Budget 2018: good for London?
While an increase in the personal allowance and higher rate income tax threshold will be good news for London, together with a boost to house building in the east, there was no news on pollution, public transport and policing, writes Paul Gallagher, tax partner at EY.
A significant increase in the Annual Investment Allowance to encourage capital investment by businesses aims to stimulate economic growth across the country. Changes to intangible fixed assets regime could have a significant impact on groups and improve the international competitiveness of the UK as a location to hold and exploit intellectual property. With much of business investment being in London this is a welcome measure for business and growth.
There is an extension of the British Business Bank’s Start-Up Loans Programme to 2021 to continue the provision of loans and mentoring to entrepreneurs and small businesses.

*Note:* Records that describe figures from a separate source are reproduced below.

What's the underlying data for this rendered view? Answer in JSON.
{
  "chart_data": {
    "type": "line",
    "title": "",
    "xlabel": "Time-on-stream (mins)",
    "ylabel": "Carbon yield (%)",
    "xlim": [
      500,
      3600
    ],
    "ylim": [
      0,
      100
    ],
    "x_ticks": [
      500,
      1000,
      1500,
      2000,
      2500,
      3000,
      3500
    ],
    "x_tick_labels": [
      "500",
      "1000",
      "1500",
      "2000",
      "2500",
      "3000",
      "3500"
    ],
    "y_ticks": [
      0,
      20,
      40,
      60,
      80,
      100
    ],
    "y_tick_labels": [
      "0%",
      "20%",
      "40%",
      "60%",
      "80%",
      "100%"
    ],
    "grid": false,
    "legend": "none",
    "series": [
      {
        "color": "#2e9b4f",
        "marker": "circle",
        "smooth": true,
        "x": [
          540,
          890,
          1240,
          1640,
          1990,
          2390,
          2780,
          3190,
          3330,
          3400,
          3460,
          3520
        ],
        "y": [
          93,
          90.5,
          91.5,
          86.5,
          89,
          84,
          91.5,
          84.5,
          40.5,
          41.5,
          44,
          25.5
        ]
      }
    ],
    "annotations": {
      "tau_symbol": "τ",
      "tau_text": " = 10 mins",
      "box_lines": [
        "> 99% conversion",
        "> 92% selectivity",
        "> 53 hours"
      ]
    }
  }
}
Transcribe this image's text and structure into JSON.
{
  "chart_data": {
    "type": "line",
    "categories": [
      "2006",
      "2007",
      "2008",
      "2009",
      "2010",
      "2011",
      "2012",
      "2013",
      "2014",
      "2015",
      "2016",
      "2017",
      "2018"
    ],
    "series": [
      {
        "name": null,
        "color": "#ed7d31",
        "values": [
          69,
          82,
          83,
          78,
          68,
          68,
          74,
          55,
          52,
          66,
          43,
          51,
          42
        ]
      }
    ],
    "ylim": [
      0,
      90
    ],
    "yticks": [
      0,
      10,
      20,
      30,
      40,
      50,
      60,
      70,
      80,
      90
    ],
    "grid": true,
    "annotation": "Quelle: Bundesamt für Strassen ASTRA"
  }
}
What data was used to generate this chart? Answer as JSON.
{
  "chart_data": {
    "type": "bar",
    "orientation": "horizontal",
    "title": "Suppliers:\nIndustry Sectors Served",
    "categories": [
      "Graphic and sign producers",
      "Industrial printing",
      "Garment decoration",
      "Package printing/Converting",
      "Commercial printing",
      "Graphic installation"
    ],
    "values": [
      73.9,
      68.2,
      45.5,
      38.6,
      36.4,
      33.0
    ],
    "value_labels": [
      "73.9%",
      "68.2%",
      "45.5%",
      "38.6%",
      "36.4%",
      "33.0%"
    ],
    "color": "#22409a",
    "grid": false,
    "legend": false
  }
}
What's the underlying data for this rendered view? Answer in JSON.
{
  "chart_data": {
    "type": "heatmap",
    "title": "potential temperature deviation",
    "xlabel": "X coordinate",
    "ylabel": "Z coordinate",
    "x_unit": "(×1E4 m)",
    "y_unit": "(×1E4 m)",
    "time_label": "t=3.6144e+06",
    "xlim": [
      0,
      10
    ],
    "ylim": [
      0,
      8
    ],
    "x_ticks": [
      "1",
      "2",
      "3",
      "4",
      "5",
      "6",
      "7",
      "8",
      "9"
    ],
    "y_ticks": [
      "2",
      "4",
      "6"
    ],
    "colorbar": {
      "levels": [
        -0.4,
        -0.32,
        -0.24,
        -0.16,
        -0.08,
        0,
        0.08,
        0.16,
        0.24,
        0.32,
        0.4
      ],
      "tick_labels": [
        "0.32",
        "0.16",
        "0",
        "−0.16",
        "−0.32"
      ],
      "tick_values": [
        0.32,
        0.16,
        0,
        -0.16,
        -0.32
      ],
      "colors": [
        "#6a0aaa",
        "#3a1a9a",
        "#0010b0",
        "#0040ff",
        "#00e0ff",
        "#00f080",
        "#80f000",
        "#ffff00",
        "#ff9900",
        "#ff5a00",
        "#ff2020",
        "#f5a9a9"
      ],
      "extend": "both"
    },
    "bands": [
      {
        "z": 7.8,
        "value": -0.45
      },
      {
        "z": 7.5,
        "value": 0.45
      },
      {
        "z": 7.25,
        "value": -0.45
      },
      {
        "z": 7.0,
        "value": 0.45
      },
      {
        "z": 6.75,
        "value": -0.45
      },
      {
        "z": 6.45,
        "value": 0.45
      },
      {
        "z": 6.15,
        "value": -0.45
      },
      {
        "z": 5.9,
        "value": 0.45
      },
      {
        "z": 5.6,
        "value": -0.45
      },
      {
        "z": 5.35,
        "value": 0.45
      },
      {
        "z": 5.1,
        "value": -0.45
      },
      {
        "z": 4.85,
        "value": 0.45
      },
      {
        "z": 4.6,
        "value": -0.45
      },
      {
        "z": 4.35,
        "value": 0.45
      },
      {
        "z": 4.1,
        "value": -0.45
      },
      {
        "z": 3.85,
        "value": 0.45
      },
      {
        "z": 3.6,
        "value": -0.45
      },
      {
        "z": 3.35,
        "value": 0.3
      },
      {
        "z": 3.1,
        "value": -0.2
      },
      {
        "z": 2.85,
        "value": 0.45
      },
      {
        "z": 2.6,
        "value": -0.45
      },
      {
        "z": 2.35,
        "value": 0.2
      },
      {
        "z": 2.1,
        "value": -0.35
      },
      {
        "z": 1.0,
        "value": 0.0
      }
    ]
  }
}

With 40% of tech sector start-ups being in the London, this continued investment will encourage growth in the capital.
Small businesses are also being assisted by the announced reduction in business rates for properties with rateable value below £51,000. However, with the average rateable value in the capital being significantly above this, it remains to be seen how much this will benefit London.
The increase in the personal allowance threshold to £12,500 and the higher rate income tax threshold to £50,000 will have the biggest impact on Londoners where the average salary is the highest in the country.
Items specific to London include £291m from the Housing Infrastructure Fund for 18,000 new homes in east London, though some argue this is still too short of the 66,000 homes required per year. There was also continued support of HS2 enabling business growth in both London, the Midlands and the North.
As a central finance hub for Europe, London will likely be impacted by the outcome of Brexit. In our pre-Budget survey, 49% highlighted Brexit uncertainty as the biggest threat to UK competitiveness/ investment so the £500m of additional funding allocated to Brexit preparations may help to allay these concerns.
Overall it was a good Budget for London business but was quiet on matters of pollution, public transport and policing – could it have done more for the people of London?
Paul Gallagher is a tax partner at EY.